Hello and welcome back to The Fourth Wheel, the weekly watch newsletter that this week is getting stuck into some Big Ethical Debates. Someone around here should be doing it, after all. I apologise in advance: this is not a rollicking romp through watch culture with bags of sarcastic comments and bad puns. I’ll bring you some of that in the next two weeks. But I set this newsletter up as a way to address any subject I fancied, and it turns out that right now, that’s the moral dilemma of doing business with Russia, and how the big bad world intrudes on our horological safe space.
A couple of weeks ago, I singled out for praise a collaboration between Amr Sindi, aka The Horophile, and Russian watchmaker Raketa. I didn’t think too hard before I did so; my reaction was to the design first and foremost and - total candour for you - it was one of the last things I did before putting a lid on that issue and pressing send.
A fellow journalist, who had his moral compass to hand, asked whether I thought working with a Russian watch company was acceptable in the current time. I started to dash off a reply for last week’s issue, but you all deserve better than that. These are grown-up questions and deserve substantial answers.

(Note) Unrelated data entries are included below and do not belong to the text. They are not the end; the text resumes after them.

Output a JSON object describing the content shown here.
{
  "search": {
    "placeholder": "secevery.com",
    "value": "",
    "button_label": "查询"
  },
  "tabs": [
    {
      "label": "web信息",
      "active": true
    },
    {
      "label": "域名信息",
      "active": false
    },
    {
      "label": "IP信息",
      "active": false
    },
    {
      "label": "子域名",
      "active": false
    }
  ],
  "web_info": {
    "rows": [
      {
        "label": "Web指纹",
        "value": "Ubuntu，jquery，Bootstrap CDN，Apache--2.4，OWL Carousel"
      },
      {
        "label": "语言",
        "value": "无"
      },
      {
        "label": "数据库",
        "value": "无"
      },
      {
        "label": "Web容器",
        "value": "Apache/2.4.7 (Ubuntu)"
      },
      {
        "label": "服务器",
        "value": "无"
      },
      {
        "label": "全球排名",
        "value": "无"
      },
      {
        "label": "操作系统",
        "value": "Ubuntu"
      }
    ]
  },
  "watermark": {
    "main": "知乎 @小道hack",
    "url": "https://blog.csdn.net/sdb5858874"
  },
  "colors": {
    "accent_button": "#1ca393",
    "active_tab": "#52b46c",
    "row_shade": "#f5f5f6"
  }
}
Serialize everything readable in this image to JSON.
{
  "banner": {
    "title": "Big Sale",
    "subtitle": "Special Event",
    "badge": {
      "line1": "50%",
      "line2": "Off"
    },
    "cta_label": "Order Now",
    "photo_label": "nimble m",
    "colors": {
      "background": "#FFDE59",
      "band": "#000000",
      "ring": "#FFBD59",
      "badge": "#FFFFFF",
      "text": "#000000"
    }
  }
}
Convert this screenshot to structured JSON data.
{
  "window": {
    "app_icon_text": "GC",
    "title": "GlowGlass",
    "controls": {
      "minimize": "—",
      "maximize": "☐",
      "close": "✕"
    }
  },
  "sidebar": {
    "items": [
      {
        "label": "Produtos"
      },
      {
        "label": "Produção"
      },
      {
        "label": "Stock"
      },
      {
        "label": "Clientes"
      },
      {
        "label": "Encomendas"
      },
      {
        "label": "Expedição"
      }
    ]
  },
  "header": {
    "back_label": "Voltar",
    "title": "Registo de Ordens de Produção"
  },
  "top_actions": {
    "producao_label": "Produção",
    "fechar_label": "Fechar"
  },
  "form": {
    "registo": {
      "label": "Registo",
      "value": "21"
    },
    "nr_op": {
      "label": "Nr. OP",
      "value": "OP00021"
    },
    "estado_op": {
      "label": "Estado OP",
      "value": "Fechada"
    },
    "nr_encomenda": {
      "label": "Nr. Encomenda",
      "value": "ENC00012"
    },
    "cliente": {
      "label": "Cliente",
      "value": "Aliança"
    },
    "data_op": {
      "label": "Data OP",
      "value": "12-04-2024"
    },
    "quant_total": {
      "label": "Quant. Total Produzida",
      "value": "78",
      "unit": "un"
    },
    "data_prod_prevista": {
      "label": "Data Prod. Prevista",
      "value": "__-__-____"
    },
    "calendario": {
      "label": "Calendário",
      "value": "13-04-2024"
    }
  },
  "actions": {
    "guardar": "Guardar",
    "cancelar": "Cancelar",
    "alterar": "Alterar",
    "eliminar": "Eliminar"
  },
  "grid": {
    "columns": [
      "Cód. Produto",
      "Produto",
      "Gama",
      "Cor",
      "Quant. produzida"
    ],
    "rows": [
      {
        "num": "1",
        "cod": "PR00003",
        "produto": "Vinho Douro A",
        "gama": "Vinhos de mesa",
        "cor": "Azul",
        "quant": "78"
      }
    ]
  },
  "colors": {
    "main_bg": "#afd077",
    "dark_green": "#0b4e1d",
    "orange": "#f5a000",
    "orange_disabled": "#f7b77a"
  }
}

I contacted Sindi - who had already answered a few similar questions on Instagram in public - to talk it through with him, and having exchanged a few messages, have a better understanding of the situation.
Before we get to that, a wider note on ethics and politics in the watch world. Most consumers of watches view it as a passion, a hobby - often an escape from ‘the real world’ - and it’s a guarantee that as soon as you start opining on troublesome subjects a vocal minority will arrive to tell you to ‘keep the politics out of watches’. At best, that’s a reductive response: at worst, it preaches actively turning a blind eye to issues we should all be happier to confront.
Problematic issues aren’t hard to find in the luxury business. They aren’t hard to find in the world at large, and that’s part of the problem - we want our pastimes to offer some respite from a world of abuse, corruption, scandal and disaster. And at their best, they should be. You should be able to enjoy sport without worrying about racism, or gambling, or the reputation-laundering of petro-states. You should be able to enjoy art without weighing the power dynamic and institutional bias that led the artist in question to secure gallery space, or the origins of the money that paid for the space. You should be able to watch your favourite movies without fretting that the leading man might be a dreadful sex pest. It’s important that we can all occasionally switch off that part of our brain and enjoy entertainment for what it is - but it also matters that somewhere, these questions are being asked, these injustices exposed, these systems challenged.
I am not a crusading journalist with nothing to lose.1 But just off the cuff: gold, diamonds, supply chain transparency, sustainability, the authentication of extremely valuable vintage watches, diversity… these are all problem conversations for the watch industry. To which we can now add: international geopolitics and the perils of doing business with a pariah state.